クリニック通信Clinic Letter

1月の診療室だより

 札幌で真夏日を記録したその日、ヨークシャテリアのハリー17歳が亡くなりました。それまで3カ月に渡り昼夜問わず看病していたМさんは、いつもの笑顔いっぱいの表情が消え、沈み込む日々に変わってしまいました。ハリーを思い出しては涙ぐみ、涙が渇けばかりんとうを口にしみるみる肥満体に変貌、眠り薬がなければ眠れない状態となってしまいました。

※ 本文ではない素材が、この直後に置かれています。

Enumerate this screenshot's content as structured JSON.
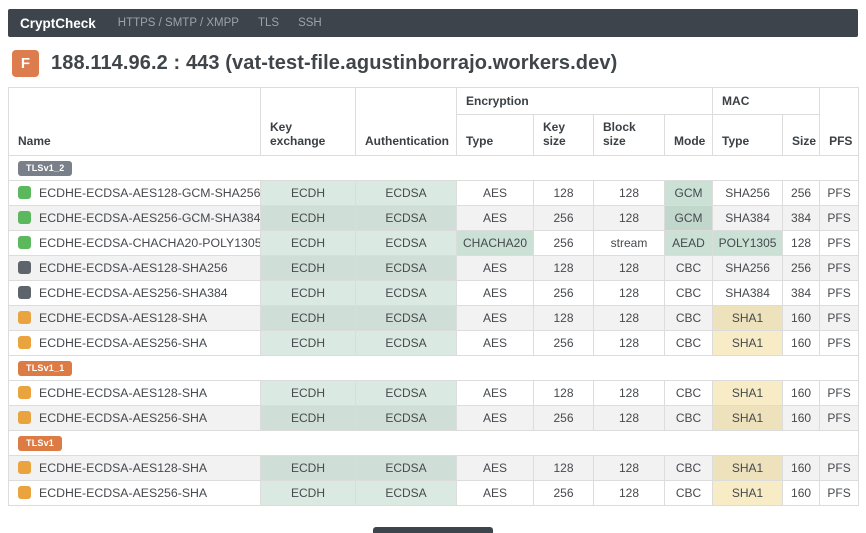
{
  "navbar": {
    "brand": "CryptCheck",
    "links": [
      {
        "label": "HTTPS / SMTP / XMPP"
      },
      {
        "label": "TLS"
      },
      {
        "label": "SSH"
      }
    ]
  },
  "header": {
    "grade": "F",
    "title": "188.114.96.2 : 443 (vat-test-file.agustinborrajo.workers.dev)"
  },
  "colors": {
    "navbar_bg": "#3e444c",
    "grade_badge_bg": "#dd7c4c",
    "badge_gray_bg": "#798089",
    "badge_orange_bg": "#dc7b44",
    "icon_green": "#5cb85c",
    "icon_gray": "#5d646b",
    "icon_orange": "#e9a440",
    "cell_good_green": "#d6e8dd",
    "cell_warn_yellow": "#f8efcb",
    "stripe_bg": "#f2f2f2"
  },
  "table": {
    "group_headers": {
      "encryption": "Encryption",
      "mac": "MAC"
    },
    "columns": [
      "Name",
      "Key exchange",
      "Authentication",
      "Type",
      "Key size",
      "Block size",
      "Mode",
      "Type",
      "Size",
      "PFS"
    ],
    "sections": [
      {
        "badge": "TLSv1_2",
        "badge_style": "gray",
        "rows": [
          {
            "icon": "green",
            "name": "ECDHE-ECDSA-AES128-GCM-SHA256",
            "key_exchange": "ECDH",
            "authentication": "ECDSA",
            "encryption_type": "AES",
            "key_size": "128",
            "block_size": "128",
            "mode": "GCM",
            "mode_good": true,
            "mac_type": "SHA256",
            "mac_size": "256",
            "pfs": "PFS",
            "striped": false
          },
          {
            "icon": "green",
            "name": "ECDHE-ECDSA-AES256-GCM-SHA384",
            "key_exchange": "ECDH",
            "authentication": "ECDSA",
            "encryption_type": "AES",
            "key_size": "256",
            "block_size": "128",
            "mode": "GCM",
            "mode_good": true,
            "mac_type": "SHA384",
            "mac_size": "384",
            "pfs": "PFS",
            "striped": true
          },
          {
            "icon": "green",
            "name": "ECDHE-ECDSA-CHACHA20-POLY1305",
            "key_exchange": "ECDH",
            "authentication": "ECDSA",
            "encryption_type": "CHACHA20",
            "encryption_good": true,
            "key_size": "256",
            "block_size": "stream",
            "mode": "AEAD",
            "mode_good": true,
            "mac_type": "POLY1305",
            "mac_good": true,
            "mac_size": "128",
            "pfs": "PFS",
            "striped": false
          },
          {
            "icon": "gray",
            "name": "ECDHE-ECDSA-AES128-SHA256",
            "key_exchange": "ECDH",
            "authentication": "ECDSA",
            "encryption_type": "AES",
            "key_size": "128",
            "block_size": "128",
            "mode": "CBC",
            "mac_type": "SHA256",
            "mac_size": "256",
            "pfs": "PFS",
            "striped": true
          },
          {
            "icon": "gray",
            "name": "ECDHE-ECDSA-AES256-SHA384",
            "key_exchange": "ECDH",
            "authentication": "ECDSA",
            "encryption_type": "AES",
            "key_size": "256",
            "block_size": "128",
            "mode": "CBC",
            "mac_type": "SHA384",
            "mac_size": "384",
            "pfs": "PFS",
            "striped": false
          },
          {
            "icon": "orange",
            "name": "ECDHE-ECDSA-AES128-SHA",
            "key_exchange": "ECDH",
            "authentication": "ECDSA",
            "encryption_type": "AES",
            "key_size": "128",
            "block_size": "128",
            "mode": "CBC",
            "mac_type": "SHA1",
            "mac_warn": true,
            "mac_size": "160",
            "pfs": "PFS",
            "striped": true
          },
          {
            "icon": "orange",
            "name": "ECDHE-ECDSA-AES256-SHA",
            "key_exchange": "ECDH",
            "authentication": "ECDSA",
            "encryption_type": "AES",
            "key_size": "256",
            "block_size": "128",
            "mode": "CBC",
            "mac_type": "SHA1",
            "mac_warn": true,
            "mac_size": "160",
            "pfs": "PFS",
            "striped": false
          }
        ]
      },
      {
        "badge": "TLSv1_1",
        "badge_style": "orange",
        "rows": [
          {
            "icon": "orange",
            "name": "ECDHE-ECDSA-AES128-SHA",
            "key_exchange": "ECDH",
            "authentication": "ECDSA",
            "encryption_type": "AES",
            "key_size": "128",
            "block_size": "128",
            "mode": "CBC",
            "mac_type": "SHA1",
            "mac_warn": true,
            "mac_size": "160",
            "pfs": "PFS",
            "striped": false
          },
          {
            "icon": "orange",
            "name": "ECDHE-ECDSA-AES256-SHA",
            "key_exchange": "ECDH",
            "authentication": "ECDSA",
            "encryption_type": "AES",
            "key_size": "256",
            "block_size": "128",
            "mode": "CBC",
            "mac_type": "SHA1",
            "mac_warn": true,
            "mac_size": "160",
            "pfs": "PFS",
            "striped": true
          }
        ]
      },
      {
        "badge": "TLSv1",
        "badge_style": "orange",
        "rows": [
          {
            "icon": "orange",
            "name": "ECDHE-ECDSA-AES128-SHA",
            "key_exchange": "ECDH",
            "authentication": "ECDSA",
            "encryption_type": "AES",
            "key_size": "128",
            "block_size": "128",
            "mode": "CBC",
            "mac_type": "SHA1",
            "mac_warn": true,
            "mac_size": "160",
            "pfs": "PFS",
            "striped": true
          },
          {
            "icon": "orange",
            "name": "ECDHE-ECDSA-AES256-SHA",
            "key_exchange": "ECDH",
            "authentication": "ECDSA",
            "encryption_type": "AES",
            "key_size": "256",
            "block_size": "128",
            "mode": "CBC",
            "mac_type": "SHA1",
            "mac_warn": true,
            "mac_size": "160",
            "pfs": "PFS",
            "striped": false
          }
        ]
      }
    ]
  }
}
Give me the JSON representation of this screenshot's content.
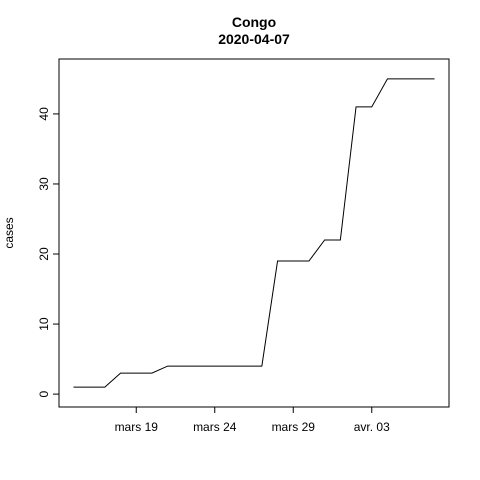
{
  "chart_data": {
    "type": "line",
    "title": "Congo",
    "subtitle": "2020-04-07",
    "xlabel": "",
    "ylabel": "cases",
    "x": [
      "2020-03-15",
      "2020-03-16",
      "2020-03-17",
      "2020-03-18",
      "2020-03-19",
      "2020-03-20",
      "2020-03-21",
      "2020-03-22",
      "2020-03-23",
      "2020-03-24",
      "2020-03-25",
      "2020-03-26",
      "2020-03-27",
      "2020-03-28",
      "2020-03-29",
      "2020-03-30",
      "2020-03-31",
      "2020-04-01",
      "2020-04-02",
      "2020-04-03",
      "2020-04-04",
      "2020-04-05",
      "2020-04-06",
      "2020-04-07"
    ],
    "series": [
      {
        "values": [
          1,
          1,
          1,
          3,
          3,
          3,
          4,
          4,
          4,
          4,
          4,
          4,
          4,
          19,
          19,
          19,
          22,
          22,
          41,
          41,
          45,
          45,
          45,
          45
        ]
      }
    ],
    "ylim": [
      0,
      46
    ],
    "yticks": [
      0,
      10,
      20,
      30,
      40
    ],
    "xticks": [
      {
        "date": "2020-03-19",
        "label": "mars 19"
      },
      {
        "date": "2020-03-24",
        "label": "mars 24"
      },
      {
        "date": "2020-03-29",
        "label": "mars 29"
      },
      {
        "date": "2020-04-03",
        "label": "avr. 03"
      }
    ],
    "grid": false,
    "line_color": "#000000"
  }
}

 そのМさんがある日ご主人と一緒に来院しました。目的は禁煙。ご主人は毎日60本のヘビースモーカー、Мさん本人も毎日20本、30年近くも吸う日々でした。犬の寿命としたら17歳は充分長命と思われますが、ハリーが死んだのは夫婦が吸っているタバコが原因と思い込んでいるようでした。ハリーの死から3カ月、夫婦の所に新しいヨークシャテリアのテリーがやって来ました。ハリーそっくりのテリーは瞬く間にМ家のアイドルになると共に、夫婦の禁煙宣言となった次第でした。

 喫煙は肺気腫、慢性気管支炎の元凶として広く知られていますし、肺癌の原因としてもまっ先に挙げられる生活習慣と言われるため、近年、禁煙外来受診者は激増中です。内服剤を用いた禁煙は成功率が高く手軽に実施出来ることから、以前用いられたニコチンパッチより若年者、老人を問わず利用されるようになっています。その多くは肺気腫寸前か同居中の家族の二次喫煙予防が引き金となっているようですが、同居中のワンコの二次喫煙予防目的はあまり例がありません。

 ショッピングセンターでの大量のかりんとう買い溜めの必要がなくなったМさん、禁煙成功による朝の咳痰消失が加わって再び明るい笑顔が戻って来ました。М家の新しい希望の星となったテリー、元気で家中を駆け回っている限り、夫婦の禁煙は続いてくれることでしょう。